Petty theft or any kind of criminal behavior, no matter how minor, indicates that an employee is in Stage 1, Logan said. These workers don’t feel a situation is fair, so they rationalize that anything they do is permissible.
A less obvious sign that a worker is in danger of Stage 1 is alienation.
“When you see people at work systematically cutting every single tie they have so that they’re very much alienated and alone, that’s the warning sign the individual is dipping into Stage 1,” Logan explained. “It’s amazing how manager don’t see the alienation until it’s too late.”
Paying attention to how coworkers interact is a simple but important way to recognize and prevent potentially dangerous situations.

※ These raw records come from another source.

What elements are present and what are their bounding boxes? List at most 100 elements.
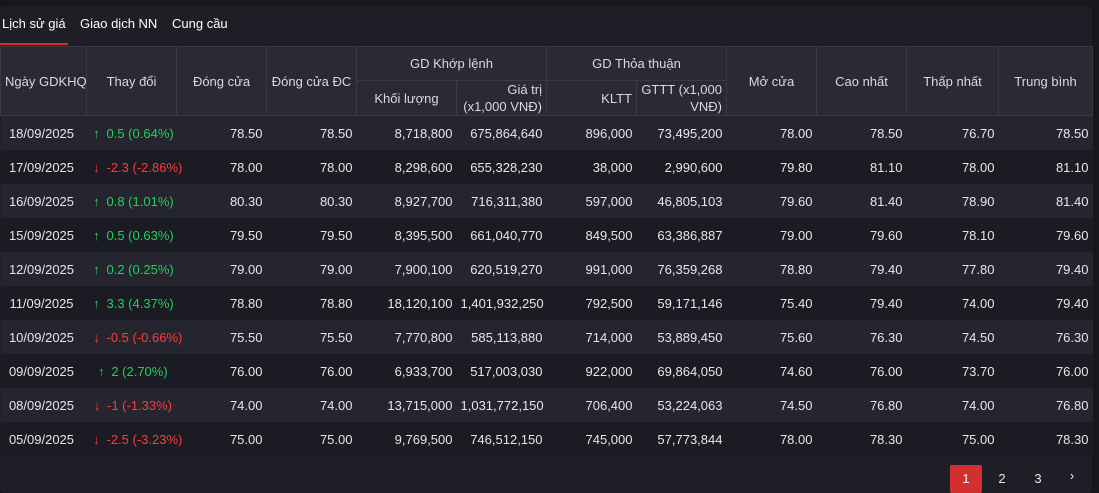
high-cell: 79.60 [816,218,907,252]
deal-volume-cell: 922,000 [546,354,637,388]
deal-volume-cell: 706,400 [546,388,637,422]
adj-close-cell: 79.50 [266,218,357,252]
arrow-down-icon: ↓ [93,159,100,175]
date-cell: 05/09/2025 [0,422,87,456]
deal-value-cell: 2,990,600 [636,150,727,184]
low-cell: 74.00 [906,388,999,422]
next-page-icon[interactable]: › [1056,462,1088,490]
change-value: 3.3 (4.37%) [106,295,174,311]
open-cell: 74.60 [726,354,817,388]
page-2-button[interactable]: 2 [986,465,1018,493]
low-cell: 76.70 [906,115,999,150]
table-row: 11/09/2025 ↑ 3.3 (4.37%) 78.80 78.80 18,120,1… [0,286,1093,320]
avg-cell: 76.30 [998,320,1093,354]
header-low[interactable]: Thấp nhất [906,46,999,116]
change-cell: ↑ 0.5 (0.63%) [86,218,177,252]
page-3-button[interactable]: 3 [1022,465,1054,493]
matched-value-cell: 675,864,640 [456,115,547,150]
matched-value-cell: 620,519,270 [456,252,547,286]
deal-value-cell: 53,224,063 [636,388,727,422]
matched-volume-cell: 8,298,600 [356,150,457,184]
header-adj-close[interactable]: Đóng cửa ĐC [266,46,357,116]
adj-close-cell: 79.00 [266,252,357,286]
close-cell: 75.00 [176,422,267,456]
change-cell: ↓ -2.3 (-2.86%) [86,150,182,184]
low-cell: 73.70 [906,354,999,388]
table-row: 17/09/2025 ↓ -2.3 (-2.86%) 78.00 78.00 8,298,… [0,150,1093,184]
open-cell: 79.60 [726,184,817,218]
deal-value-cell: 53,889,450 [636,320,727,354]
table-row: 15/09/2025 ↑ 0.5 (0.63%) 79.50 79.50 8,395,50… [0,218,1093,252]
deal-volume-cell: 896,000 [546,115,637,150]
change-value: -0.5 (-0.66%) [106,329,183,345]
date-cell: 09/09/2025 [0,354,87,388]
header-open[interactable]: Mở cửa [726,46,817,116]
deal-volume-cell: 849,500 [546,218,637,252]
high-cell: 76.30 [816,320,907,354]
arrow-down-icon: ↓ [93,431,100,447]
high-cell: 79.40 [816,286,907,320]
header-matched-value[interactable]: Giá trị (x1,000 VNĐ) [456,80,547,116]
deal-volume-cell: 597,000 [546,184,637,218]
arrow-up-icon: ↑ [93,227,100,243]
change-value: 0.2 (0.25%) [106,261,174,277]
price-history-panel: Lịch sử giá Giao dịch NN Cung cầu Ngày G… [0,6,1093,493]
date-cell: 11/09/2025 [0,286,87,320]
deal-volume-cell: 792,500 [546,286,637,320]
change-value: -2.3 (-2.86%) [106,159,183,175]
change-cell: ↑ 3.3 (4.37%) [86,286,177,320]
open-cell: 79.00 [726,218,817,252]
close-cell: 78.80 [176,286,267,320]
price-history-table: Ngày GDKHQ Thay đổi Đóng cửa Đóng cửa ĐC… [0,46,1093,456]
table-body: 18/09/2025 ↑ 0.5 (0.64%) 78.50 78.50 8,718,80… [0,115,1093,456]
deal-volume-cell: 745,000 [546,422,637,456]
matched-volume-cell: 7,900,100 [356,252,457,286]
date-cell: 18/09/2025 [0,115,87,150]
arrow-up-icon: ↑ [93,295,100,311]
table-row: 12/09/2025 ↑ 0.2 (0.25%) 79.00 79.00 7,900,10… [0,252,1093,286]
date-cell: 08/09/2025 [0,388,87,422]
header-high[interactable]: Cao nhất [816,46,907,116]
avg-cell: 76.80 [998,388,1093,422]
close-cell: 79.00 [176,252,267,286]
matched-value-cell: 655,328,230 [456,150,547,184]
arrow-down-icon: ↓ [93,397,101,413]
tab-foreign-trading[interactable]: Giao dịch NN [80,16,157,31]
open-cell: 75.60 [726,320,817,354]
change-cell: ↑ 0.8 (1.01%) [86,184,177,218]
header-avg[interactable]: Trung bình [998,46,1093,116]
header-matched-volume[interactable]: Khối lượng [356,80,457,116]
tab-supply-demand[interactable]: Cung cầu [172,16,228,31]
high-cell: 76.00 [816,354,907,388]
low-cell: 78.10 [906,218,999,252]
adj-close-cell: 76.00 [266,354,357,388]
change-cell: ↓ -2.5 (-3.23%) [86,422,182,456]
deal-volume-cell: 714,000 [546,320,637,354]
tab-price-history[interactable]: Lịch sử giá [0,16,68,45]
change-cell: ↓ -1 (-1.33%) [86,388,177,422]
high-cell: 81.10 [816,150,907,184]
open-cell: 74.50 [726,388,817,422]
header-date[interactable]: Ngày GDKHQ [0,46,87,116]
close-cell: 79.50 [176,218,267,252]
matched-value-cell: 1,401,932,250 [456,286,547,320]
close-cell: 80.30 [176,184,267,218]
header-deal-volume[interactable]: KLTT [546,80,637,116]
date-cell: 12/09/2025 [0,252,87,286]
arrow-up-icon: ↑ [93,125,100,141]
header-close[interactable]: Đóng cửa [176,46,267,116]
arrow-down-icon: ↓ [93,329,100,345]
deal-value-cell: 76,359,268 [636,252,727,286]
page-1-button[interactable]: 1 [950,465,982,493]
low-cell: 78.00 [906,150,999,184]
change-value: -1 (-1.33%) [106,397,173,413]
change-value: -2.5 (-3.23%) [106,431,183,447]
table-row: 08/09/2025 ↓ -1 (-1.33%) 74.00 74.00 13,715,0… [0,388,1093,422]
header-change[interactable]: Thay đổi [86,46,177,116]
close-cell: 75.50 [176,320,267,354]
avg-cell: 79.60 [998,218,1093,252]
date-cell: 15/09/2025 [0,218,87,252]
avg-cell: 78.30 [998,422,1093,456]
header-deal-value[interactable]: GTTT (x1,000 VNĐ) [636,80,727,116]
adj-close-cell: 74.00 [266,388,357,422]
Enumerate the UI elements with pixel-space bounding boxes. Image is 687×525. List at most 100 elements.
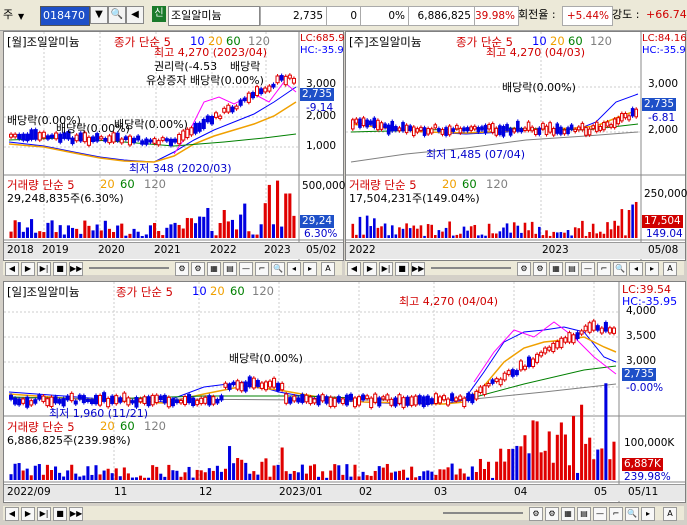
volume-bar <box>42 232 46 238</box>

“The first thing a manager needs to do is to notice these naturally occurring groups, these tribes,” Logan said. “Just notice who talks to whom.”
The second step is to notice the general theme employees use when they interact to determine what stage they may be in. For workers in Stage 1 who have alienated themselves from others, managers must work to draw them out. Having even one person to talk to or confide in can make all the difference for an employee in Stage 1.
“It doesn’t take a lot of people,” Logan said. “It just takes one.”
For Stage 2 employees, managers should seek out the employees who crave change and mentor them – individually, and away from the rest of the tribe – to help them transition into Stage 3. For Stage 3 tribes, build initiatives around the values and principles workers hold dear. To encourage a shift into Stage 4, introduce employees who share the same values. Finally, to make a push for Stage 5, start asking questions about what would make history.
“If leaders focus on upgrading tribes, then they really don’t need to worry about workplace violence,” Logan said. “But we can demonstrate that workplace injuries go down, sick days go down and worker engagement goes up” when tribes ascend through the stages.
“Everybody wins when you build these higher performing stages,” he added.